It is true! Protein needs are greater than we think and Health Canada has downplayed the importance of protein over the past 20 years. Meat protein, egg protein, fish protein and vegetable protein are great sources but we cannot stop using dairy or meat protein unless we are prepared to increase the vegetable protein significantly in our diet. Currently many students are no longer drinking milk and are missing approximately 30% of their dietary protein. Canada's food guide is misleading in this regard. It assumes that 2 servings of meat or alternates a day are adequate if we are taking dairy in our diet. Those choosing to eliminate dairy or meat in the diet will require a nutrition assessment to determine how to replace the protein and the nutrient lost without these food groups.

Protein is made up of a family of amino acids 20 of which are essential and cannot be made by our body. The only proteins that are complete (contain all 20 essential amino acids) are meat, poultry, dairy, eggs, fish and seafood. The vegetable proteins are all missing at least 1 amino acid. The missing protein must be made-up at each meal by adding a source of the missing amino acid (More in the Vegetarian section).

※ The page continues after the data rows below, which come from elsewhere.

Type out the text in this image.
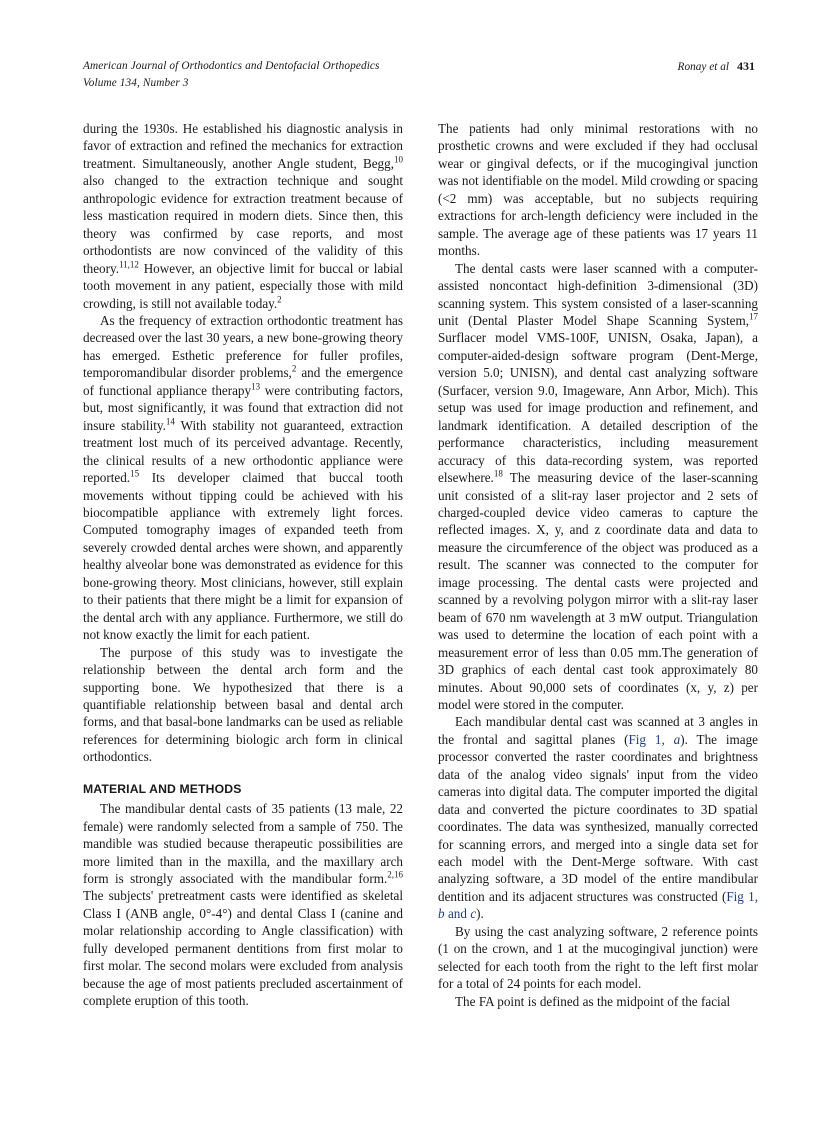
American Journal of Orthodontics and Dentofacial Orthopedics
Volume 134, Number 3
Ronay et al 431

during the 1930s. He established his diagnostic analysis in favor of extraction and refined the mechanics for extraction treatment. Simultaneously, another Angle student, Begg,$^{10}$ also changed to the extraction technique and sought anthropologic evidence for extraction treatment because of less mastication required in modern diets. Since then, this theory was confirmed by case reports, and most orthodontists are now convinced of the validity of this theory.$^{11,12}$ However, an objective limit for buccal or labial tooth movement in any patient, especially those with mild crowding, is still not available today.$^2$

As the frequency of extraction orthodontic treatment has decreased over the last 30 years, a new bone-growing theory has emerged. Esthetic preference for fuller profiles, temporomandibular disorder problems,$^2$ and the emergence of functional appliance therapy$^{13}$ were contributing factors, but, most significantly, it was found that extraction did not insure stability.$^{14}$ With stability not guaranteed, extraction treatment lost much of its perceived advantage. Recently, the clinical results of a new orthodontic appliance were reported.$^{15}$ Its developer claimed that buccal tooth movements without tipping could be achieved with his biocompatible appliance with extremely light forces. Computed tomography images of expanded teeth from severely crowded dental arches were shown, and apparently healthy alveolar bone was demonstrated as evidence for this bone-growing theory. Most clinicians, however, still explain to their patients that there might be a limit for expansion of the dental arch with any appliance. Furthermore, we still do not know exactly the limit for each patient.

The purpose of this study was to investigate the relationship between the dental arch form and the supporting bone. We hypothesized that there is a quantifiable relationship between basal and dental arch forms, and that basal-bone landmarks can be used as reliable references for determining biologic arch form in clinical orthodontics.

MATERIAL AND METHODS

The mandibular dental casts of 35 patients (13 male, 22 female) were randomly selected from a sample of 750. The mandible was studied because therapeutic possibilities are more limited than in the maxilla, and the maxillary arch form is strongly associated with the mandibular form.$^{2,16}$ The subjects' pretreatment casts were identified as skeletal Class I (ANB angle, 0°-4°) and dental Class I (canine and molar relationship according to Angle classification) with fully developed permanent dentitions from first molar to first molar. The second molars were excluded from analysis because the age of most patients precluded ascertainment of complete eruption of this tooth.

The patients had only minimal restorations with no prosthetic crowns and were excluded if they had occlusal wear or gingival defects, or if the mucogingival junction was not identifiable on the model. Mild crowding or spacing (<2 mm) was acceptable, but no subjects requiring extractions for arch-length deficiency were included in the sample. The average age of these patients was 17 years 11 months.

The dental casts were laser scanned with a computer-assisted noncontact high-definition 3-dimensional (3D) scanning system. This system consisted of a laser-scanning unit (Dental Plaster Model Shape Scanning System,$^{17}$ Surflacer model VMS-100F, UNISN, Osaka, Japan), a computer-aided-design software program (Dent-Merge, version 5.0; UNISN), and dental cast analyzing software (Surfacer, version 9.0, Imageware, Ann Arbor, Mich). This setup was used for image production and refinement, and landmark identification. A detailed description of the performance characteristics, including measurement accuracy of this data-recording system, was reported elsewhere.$^{18}$ The measuring device of the laser-scanning unit consisted of a slit-ray laser projector and 2 sets of charged-coupled device video cameras to capture the reflected images. X, y, and z coordinate data and data to measure the circumference of the object was produced as a result. The scanner was connected to the computer for image processing. The dental casts were projected and scanned by a revolving polygon mirror with a slit-ray laser beam of 670 nm wavelength at 3 mW output. Triangulation was used to determine the location of each point with a measurement error of less than 0.05 mm.The generation of 3D graphics of each dental cast took approximately 80 minutes. About 90,000 sets of coordinates (x, y, z) per model were stored in the computer.

Each mandibular dental cast was scanned at 3 angles in the frontal and sagittal planes (Fig 1, a). The image processor converted the raster coordinates and brightness data of the analog video signals' input from the video cameras into digital data. The computer imported the digital data and converted the picture coordinates to 3D spatial coordinates. The data was synthesized, manually corrected for scanning errors, and merged into a single data set for each model with the Dent-Merge software. With cast analyzing software, a 3D model of the entire mandibular dentition and its adjacent structures was constructed (Fig 1, b and c).

By using the cast analyzing software, 2 reference points (1 on the crown, and 1 at the mucogingival junction) were selected for each tooth from the right to the left first molar for a total of 24 points for each model.

The FA point is defined as the midpoint of the facial
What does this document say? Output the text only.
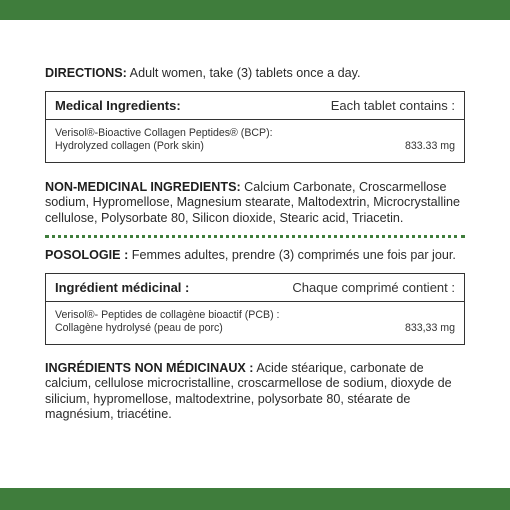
DIRECTIONS: Adult women, take (3) tablets once a day.

Medical Ingredients:	Each tablet contains :
Verisol®-Bioactive Collagen Peptides® (BCP):
Hydrolyzed collagen (Pork skin)	833.33 mg

NON-MEDICINAL INGREDIENTS: Calcium Carbonate, Croscarmellose sodium, Hypromellose, Magnesium stearate, Maltodextrin, Microcrystalline cellulose, Polysorbate 80, Silicon dioxide, Stearic acid, Triacetin.

POSOLOGIE : Femmes adultes, prendre (3) comprimés une fois par jour.

Ingrédient médicinal :	Chaque comprimé contient :
Verisol®- Peptides de collagène bioactif (PCB) :
Collagène hydrolysé (peau de porc)	833,33 mg

INGRÉDIENTS NON MÉDICINAUX : Acide stéarique, carbonate de calcium, cellulose microcristalline, croscarmellose de sodium, dioxyde de silicium, hypromellose, maltodextrine, polysorbate 80, stéarate de magnésium, triacétine.
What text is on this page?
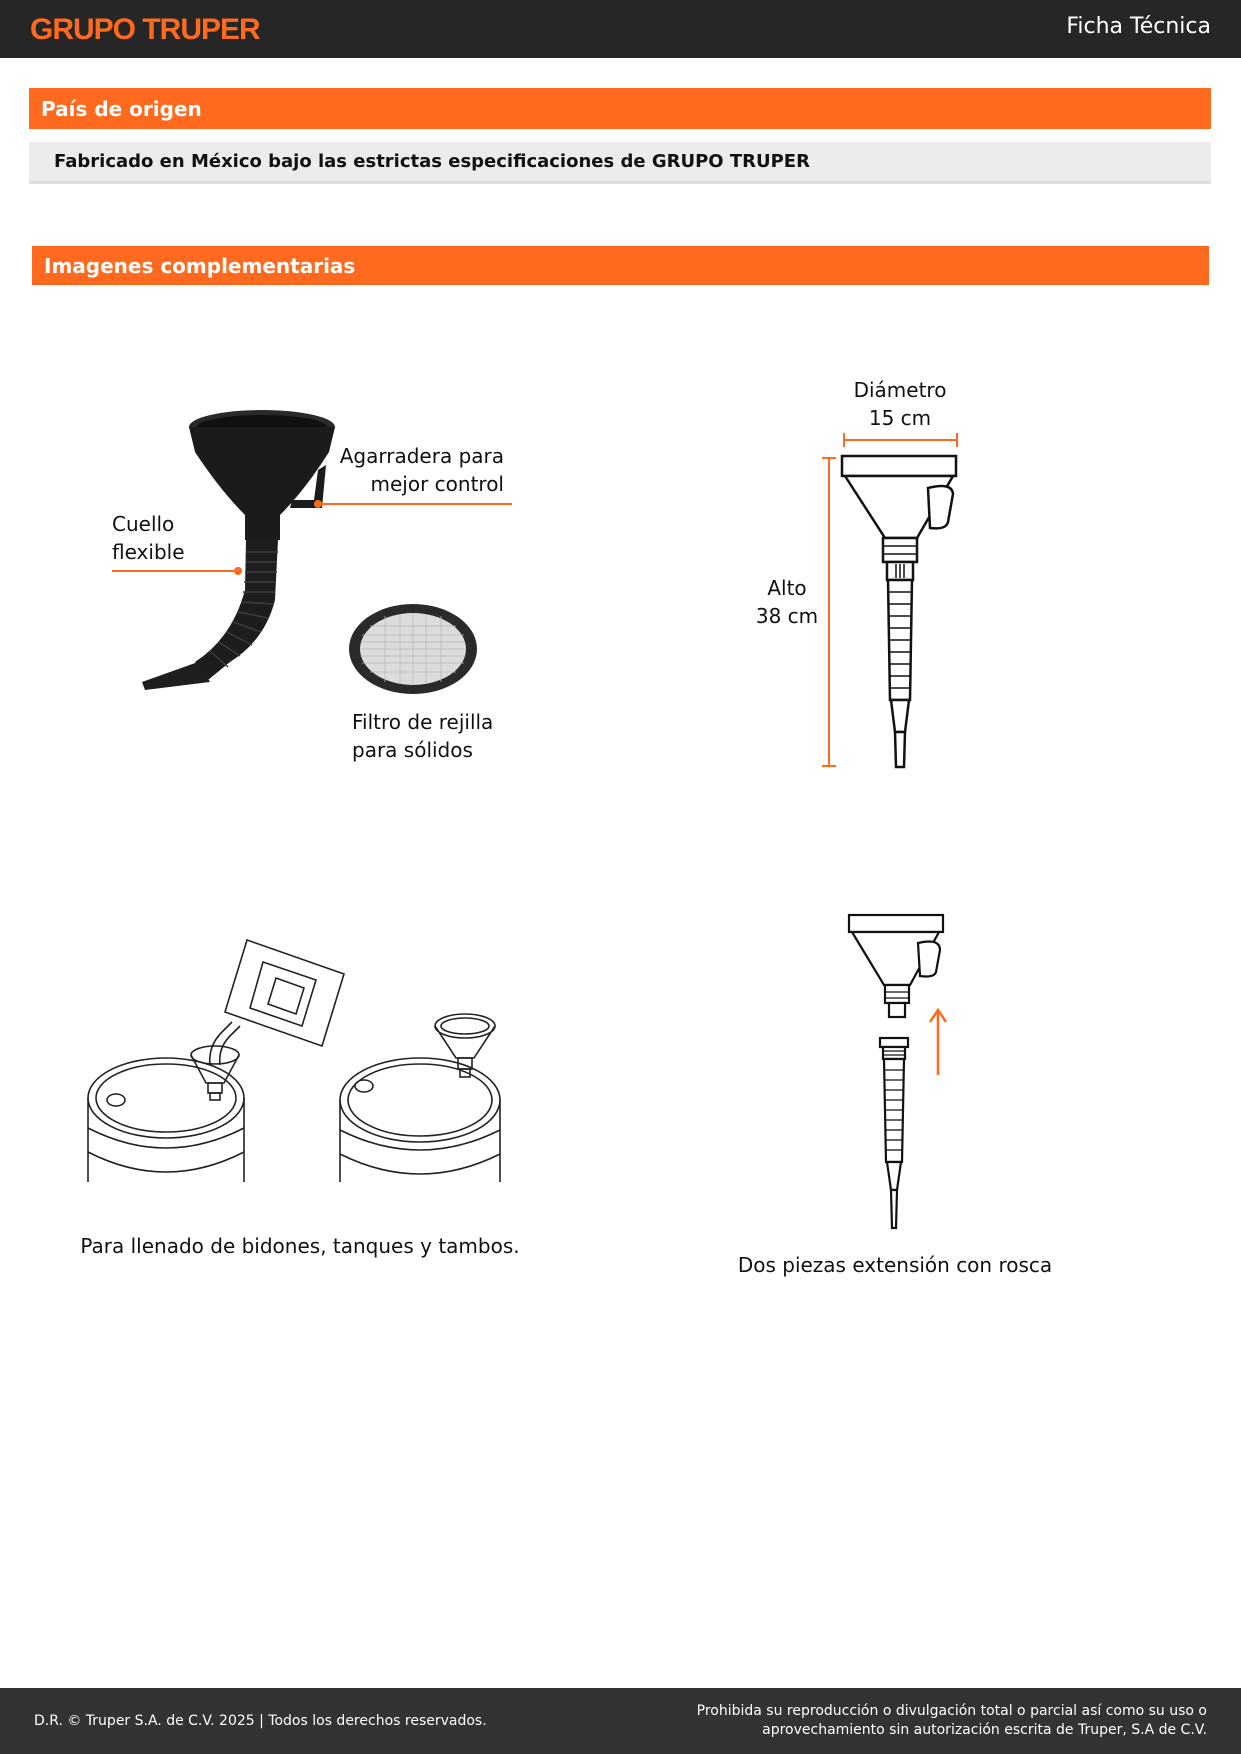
GRUPO TRUPER	Ficha Técnica
País de origen
Fabricado en México bajo las estrictas especificaciones de GRUPO TRUPER
Imagenes complementarias
Agarradera para
mejor control
Cuello
flexible
Filtro de rejilla
para sólidos
Diámetro
15 cm
Alto
38 cm
Para llenado de bidones, tanques y tambos.
Dos piezas extensión con rosca
D.R. © Truper S.A. de C.V. 2025 | Todos los derechos reservados.
Prohibida su reproducción o divulgación total o parcial así como su uso o
aprovechamiento sin autorización escrita de Truper, S.A de C.V.
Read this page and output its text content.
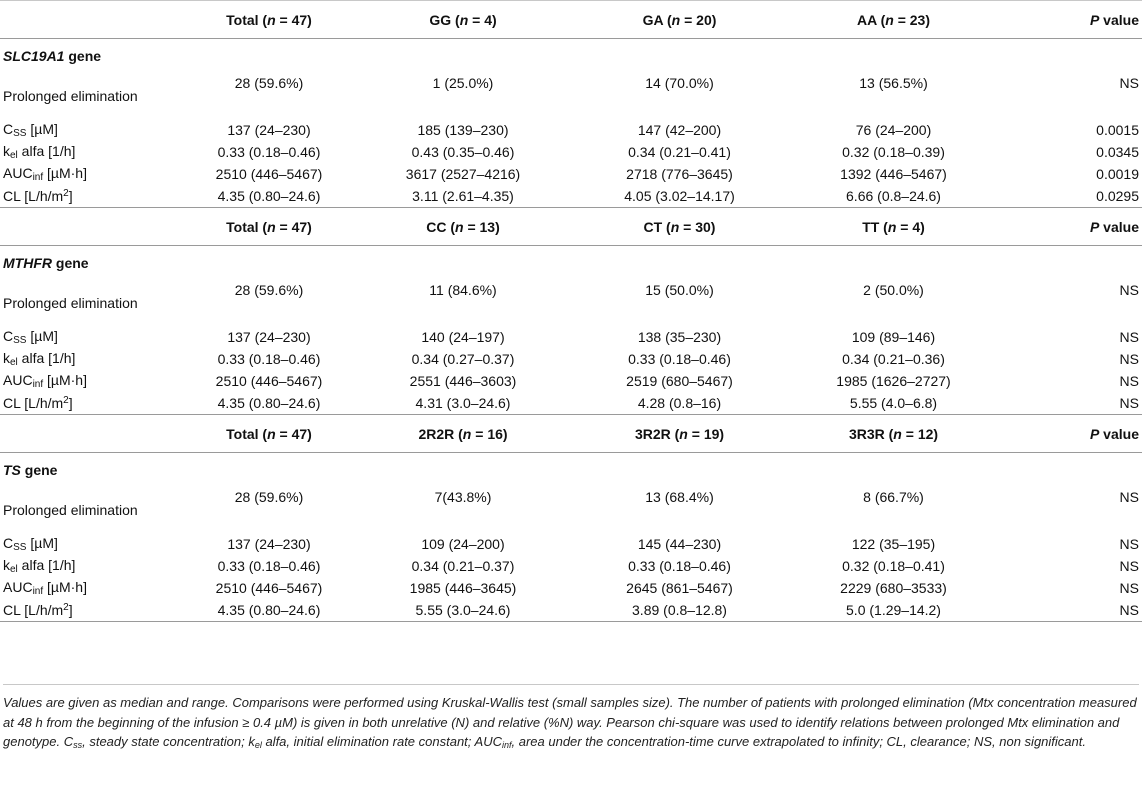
	Total (n = 47)	GG (n = 4)	GA (n = 20)	AA (n = 23)	P value
SLC19A1 gene					
Prolonged elimination	28 (59.6%)	1 (25.0%)	14 (70.0%)	13 (56.5%)	NS
$C_{SS}$ [µM]	137 (24–230)	185 (139–230)	147 (42–200)	76 (24–200)	0.0015
$k_{el}$ alfa [1/h]	0.33 (0.18–0.46)	0.43 (0.35–0.46)	0.34 (0.21–0.41)	0.32 (0.18–0.39)	0.0345
$AUC_{inf}$ [µM·h]	2510 (446–5467)	3617 (2527–4216)	2718 (776–3645)	1392 (446–5467)	0.0019
CL $[L/h/m^2]$	4.35 (0.80–24.6)	3.11 (2.61–4.35)	4.05 (3.02–14.17)	6.66 (0.8–24.6)	0.0295
	Total (n = 47)	CC (n = 13)	CT (n = 30)	TT (n = 4)	P value
MTHFR gene					
Prolonged elimination	28 (59.6%)	11 (84.6%)	15 (50.0%)	2 (50.0%)	NS
$C_{SS}$ [µM]	137 (24–230)	140 (24–197)	138 (35–230)	109 (89–146)	NS
$k_{el}$ alfa [1/h]	0.33 (0.18–0.46)	0.34 (0.27–0.37)	0.33 (0.18–0.46)	0.34 (0.21–0.36)	NS
$AUC_{inf}$ [µM·h]	2510 (446–5467)	2551 (446–3603)	2519 (680–5467)	1985 (1626–2727)	NS
CL $[L/h/m^2]$	4.35 (0.80–24.6)	4.31 (3.0–24.6)	4.28 (0.8–16)	5.55 (4.0–6.8)	NS
	Total (n = 47)	2R2R (n = 16)	3R2R (n = 19)	3R3R (n = 12)	P value
TS gene					
Prolonged elimination	28 (59.6%)	7(43.8%)	13 (68.4%)	8 (66.7%)	NS
$C_{SS}$ [µM]	137 (24–230)	109 (24–200)	145 (44–230)	122 (35–195)	NS
$k_{el}$ alfa [1/h]	0.33 (0.18–0.46)	0.34 (0.21–0.37)	0.33 (0.18–0.46)	0.32 (0.18–0.41)	NS
$AUC_{inf}$ [µM·h]	2510 (446–5467)	1985 (446–3645)	2645 (861–5467)	2229 (680–3533)	NS
CL $[L/h/m^2]$	4.35 (0.80–24.6)	5.55 (3.0–24.6)	3.89 (0.8–12.8)	5.0 (1.29–14.2)	NS
Values are given as median and range. Comparisons were performed using Kruskal-Wallis test (small samples size). The number of patients with prolonged elimination (Mtx concentration measured at 48 h from the beginning of the infusion ≥ 0.4 µM) is given in both unrelative (N) and relative (%N) way. Pearson chi-square was used to identify relations between prolonged Mtx elimination and genotype. $C_{ss}$, steady state concentration; $k_{el}$ alfa, initial elimination rate constant; $AUC_{inf}$, area under the concentration-time curve extrapolated to infinity; CL, clearance; NS, non significant.
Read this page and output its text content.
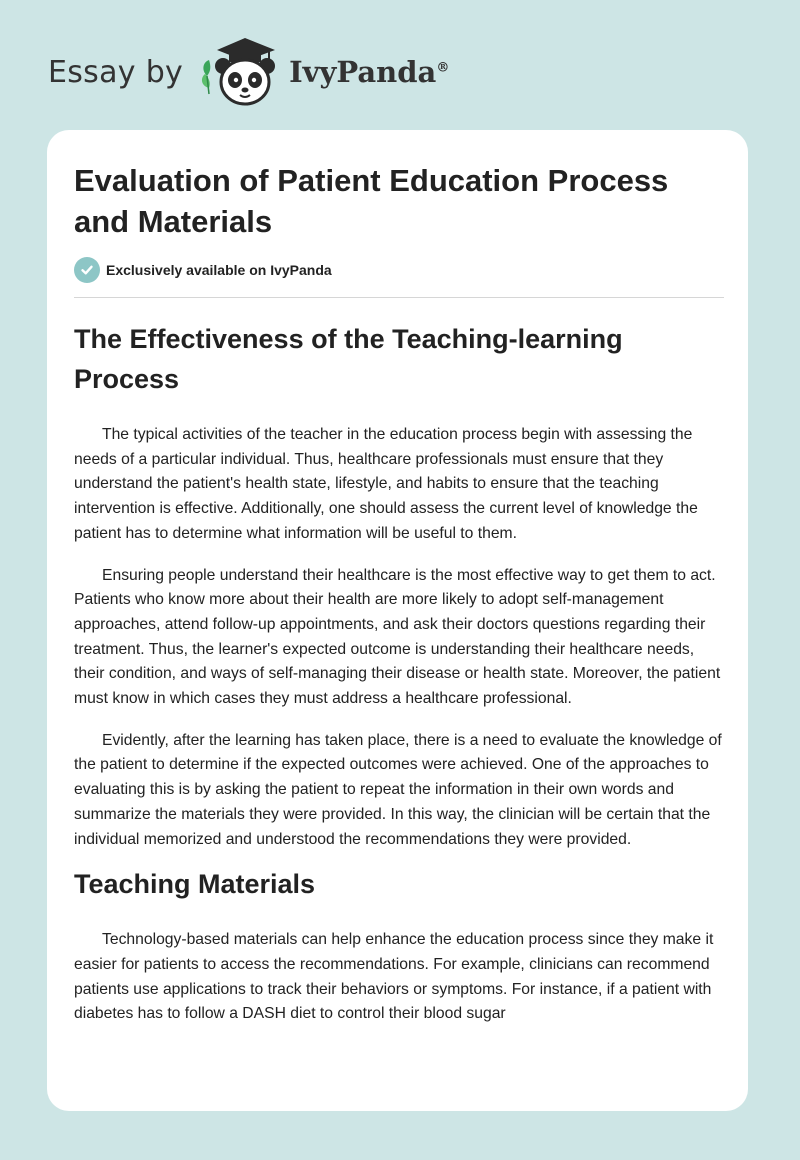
Essay by	IvyPanda®
Evaluation of Patient Education Process and Materials
Exclusively available on IvyPanda
The Effectiveness of the Teaching-learning Process

The typical activities of the teacher in the education process begin with assessing the needs of a particular individual. Thus, healthcare professionals must ensure that they understand the patient's health state, lifestyle, and habits to ensure that the teaching intervention is effective. Additionally, one should assess the current level of knowledge the patient has to determine what information will be useful to them.

Ensuring people understand their healthcare is the most effective way to get them to act. Patients who know more about their health are more likely to adopt self-management approaches, attend follow-up appointments, and ask their doctors questions regarding their treatment. Thus, the learner's expected outcome is understanding their healthcare needs, their condition, and ways of self-managing their disease or health state. Moreover, the patient must know in which cases they must address a healthcare professional.

Evidently, after the learning has taken place, there is a need to evaluate the knowledge of the patient to determine if the expected outcomes were achieved. One of the approaches to evaluating this is by asking the patient to repeat the information in their own words and summarize the materials they were provided. In this way, the clinician will be certain that the individual memorized and understood the recommendations they were provided.

Teaching Materials

Technology-based materials can help enhance the education process since they make it easier for patients to access the recommendations. For example, clinicians can recommend patients use applications to track their behaviors or symptoms. For instance, if a patient with diabetes has to follow a DASH diet to control their blood sugar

Too much protein in the diet can lead to an excess of urea in the body and the urea has to be eliminated through our kidney's. It can also contribute to obesity. However, too little of the right proteins can be harmful. Protein supplies the building blocks for regular body structure turnover, enzymes and hormones as well as our immune system. If there are not enough carbs in the diet, then protein will be used to make carbs as a priority. Too little carbs and protein can cause mild edema (fluid retention) that some students mistake as weight gain, resulting in even more dietary restrictions. A nutritional assessment can help determine the cause of the problem.

How Much Protein Do I Need?

The requirement for protein depends on age, sex and physical demands. The usual range is 1-2 gms of protein per kgm of body weight. Sedentary individuals only need about 1 gm per kg body weight. Endurance athletes, weight lifters and rowers need 2 gms per kg body weight. Dietitians are very careful with weight loss diets to maintain a balance of protein and carbohydrate so the weight loss is body fat not active muscle mass. Vegetarians should always seek the advice of a dietitian to balance their diet for essential nutrients and protein.